Correlation Between Samyung Trading and KT Submarine
Can any of the company-specific risk be diversified away by investing in both Samyung Trading and KT Submarine at the same time? Although using a correlation coefficient on its own may not help to predict future stock returns, this module helps to understand the diversifiable risk of combining Samyung Trading and KT Submarine into the same portfolio, which is an essential part of the fundamental portfolio management process.
By analyzing existing cross correlation between Samyung Trading Co and KT Submarine Telecom, you can compare the effects of market volatilities on Samyung Trading and KT Submarine and check how they will diversify away market risk if combined in the same portfolio for a given time horizon. You can also utilize pair trading strategies of matching a long position in Samyung Trading with a short position of KT Submarine. Check out your portfolio center. Please also check ongoing floating volatility patterns of Samyung Trading and KT Submarine.

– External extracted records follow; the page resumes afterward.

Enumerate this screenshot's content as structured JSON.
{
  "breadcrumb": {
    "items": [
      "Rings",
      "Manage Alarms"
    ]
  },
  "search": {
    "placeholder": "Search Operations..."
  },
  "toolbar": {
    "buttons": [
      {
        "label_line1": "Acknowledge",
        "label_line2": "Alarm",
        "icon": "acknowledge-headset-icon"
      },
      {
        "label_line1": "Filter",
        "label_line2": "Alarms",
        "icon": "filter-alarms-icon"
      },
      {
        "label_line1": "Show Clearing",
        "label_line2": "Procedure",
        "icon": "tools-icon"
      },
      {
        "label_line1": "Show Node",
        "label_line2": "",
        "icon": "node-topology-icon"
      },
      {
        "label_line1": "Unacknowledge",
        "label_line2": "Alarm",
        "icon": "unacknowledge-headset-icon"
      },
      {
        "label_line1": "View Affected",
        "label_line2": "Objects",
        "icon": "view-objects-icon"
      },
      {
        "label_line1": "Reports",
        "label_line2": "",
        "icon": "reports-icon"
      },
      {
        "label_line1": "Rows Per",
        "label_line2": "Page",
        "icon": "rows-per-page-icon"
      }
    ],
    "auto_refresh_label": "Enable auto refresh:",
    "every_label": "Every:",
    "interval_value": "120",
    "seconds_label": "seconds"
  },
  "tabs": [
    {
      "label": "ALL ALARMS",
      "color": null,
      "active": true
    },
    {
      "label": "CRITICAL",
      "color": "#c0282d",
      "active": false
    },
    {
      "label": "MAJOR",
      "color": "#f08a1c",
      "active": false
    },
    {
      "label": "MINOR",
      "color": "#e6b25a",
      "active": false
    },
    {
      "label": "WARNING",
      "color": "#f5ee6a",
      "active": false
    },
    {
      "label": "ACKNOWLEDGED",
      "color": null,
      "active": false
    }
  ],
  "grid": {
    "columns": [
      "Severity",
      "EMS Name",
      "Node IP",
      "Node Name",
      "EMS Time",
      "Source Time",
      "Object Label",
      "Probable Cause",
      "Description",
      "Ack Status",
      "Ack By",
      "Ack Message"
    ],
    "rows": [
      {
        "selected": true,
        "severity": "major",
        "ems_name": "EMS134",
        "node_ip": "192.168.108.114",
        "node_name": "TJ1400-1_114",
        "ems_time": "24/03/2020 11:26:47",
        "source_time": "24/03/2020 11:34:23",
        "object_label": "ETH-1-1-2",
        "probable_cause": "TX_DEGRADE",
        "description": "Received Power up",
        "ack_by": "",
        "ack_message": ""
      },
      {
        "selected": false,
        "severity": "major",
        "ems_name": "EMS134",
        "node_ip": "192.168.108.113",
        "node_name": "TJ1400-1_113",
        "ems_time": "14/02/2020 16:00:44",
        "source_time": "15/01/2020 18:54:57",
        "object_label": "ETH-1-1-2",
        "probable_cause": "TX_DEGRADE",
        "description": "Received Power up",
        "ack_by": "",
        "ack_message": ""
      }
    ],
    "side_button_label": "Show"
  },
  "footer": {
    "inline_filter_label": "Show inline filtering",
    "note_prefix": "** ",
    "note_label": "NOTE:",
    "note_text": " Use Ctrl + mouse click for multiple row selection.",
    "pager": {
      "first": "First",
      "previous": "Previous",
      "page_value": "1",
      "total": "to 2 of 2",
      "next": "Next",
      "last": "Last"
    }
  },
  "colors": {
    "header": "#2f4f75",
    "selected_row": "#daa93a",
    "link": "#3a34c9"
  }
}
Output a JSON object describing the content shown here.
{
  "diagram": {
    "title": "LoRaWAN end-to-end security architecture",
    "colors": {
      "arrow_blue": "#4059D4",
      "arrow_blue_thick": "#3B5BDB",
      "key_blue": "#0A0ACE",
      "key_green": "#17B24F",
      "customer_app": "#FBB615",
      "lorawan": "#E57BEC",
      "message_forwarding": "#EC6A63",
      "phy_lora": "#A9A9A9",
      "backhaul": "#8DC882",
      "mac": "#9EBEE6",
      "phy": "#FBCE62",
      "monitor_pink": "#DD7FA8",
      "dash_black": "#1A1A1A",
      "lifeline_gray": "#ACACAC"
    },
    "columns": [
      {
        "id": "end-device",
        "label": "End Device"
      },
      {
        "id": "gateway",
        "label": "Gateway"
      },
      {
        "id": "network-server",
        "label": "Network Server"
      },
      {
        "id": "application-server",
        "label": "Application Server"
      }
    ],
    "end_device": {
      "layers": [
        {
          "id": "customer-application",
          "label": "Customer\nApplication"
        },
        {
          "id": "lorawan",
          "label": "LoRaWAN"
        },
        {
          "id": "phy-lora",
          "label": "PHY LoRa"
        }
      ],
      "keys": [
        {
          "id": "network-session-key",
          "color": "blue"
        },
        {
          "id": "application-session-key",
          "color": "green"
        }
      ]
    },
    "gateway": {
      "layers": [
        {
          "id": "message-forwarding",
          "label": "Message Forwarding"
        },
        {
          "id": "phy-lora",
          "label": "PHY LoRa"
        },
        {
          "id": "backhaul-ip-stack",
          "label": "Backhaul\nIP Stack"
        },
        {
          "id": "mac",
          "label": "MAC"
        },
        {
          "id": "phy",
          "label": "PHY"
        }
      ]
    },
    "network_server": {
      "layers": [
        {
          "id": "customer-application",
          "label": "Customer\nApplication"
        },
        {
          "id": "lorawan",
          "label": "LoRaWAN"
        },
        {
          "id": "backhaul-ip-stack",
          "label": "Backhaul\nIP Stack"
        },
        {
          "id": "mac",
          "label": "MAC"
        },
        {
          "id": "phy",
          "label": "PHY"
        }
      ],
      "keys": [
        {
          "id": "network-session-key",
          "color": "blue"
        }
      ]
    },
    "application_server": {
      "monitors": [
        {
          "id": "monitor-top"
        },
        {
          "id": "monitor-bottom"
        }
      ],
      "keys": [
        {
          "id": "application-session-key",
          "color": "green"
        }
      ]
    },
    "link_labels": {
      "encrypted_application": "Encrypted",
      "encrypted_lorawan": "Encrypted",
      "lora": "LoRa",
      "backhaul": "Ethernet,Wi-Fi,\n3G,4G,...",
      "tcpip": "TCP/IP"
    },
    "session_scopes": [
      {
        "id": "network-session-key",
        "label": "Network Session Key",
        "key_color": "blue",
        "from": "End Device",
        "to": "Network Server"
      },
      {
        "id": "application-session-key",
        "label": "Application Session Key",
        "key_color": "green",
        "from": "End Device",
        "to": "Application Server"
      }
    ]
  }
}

Diversification Opportunities for Samyung Trading and KT Submarine
0.24 | Correlation Coefficient |
Modest diversification
The 3 months correlation between Samyung and 060370 is 0.24. Overlapping area represents the amount of risk that can be diversified away by holding Samyung Trading Co and KT Submarine Telecom in the same portfolio, assuming nothing else is changed. The correlation between historical prices or returns on KT Submarine Telecom and Samyung Trading is a relative statistical measure of the degree to which these equity instruments tend to move together. The correlation coefficient measures the extent to which returns on Samyung Trading Co are associated (or correlated) with KT Submarine. Values of the correlation coefficient range from -1 to +1, where. The correlation of zero (0) is possible when the price movement of KT Submarine Telecom has no effect on the direction of Samyung Trading i.e., Samyung Trading and KT Submarine go up and down completely randomly.
Pair Corralation between Samyung Trading and KT Submarine
Assuming the 90 days trading horizon Samyung Trading Co is expected to generate 0.11 times more return on investment than KT Submarine. However, Samyung Trading Co is 9.21 times less risky than KT Submarine. It trades about 0.11 of its potential returns per unit of risk. KT Submarine Telecom is currently generating about -0.09 per unit of risk. If you would invest 1,267,000 in Samyung Trading Co on September 3, 2024 and sell it today you would earn a total of 33,000 from holding Samyung Trading Co or generate 2.6% return on investment over 90 days.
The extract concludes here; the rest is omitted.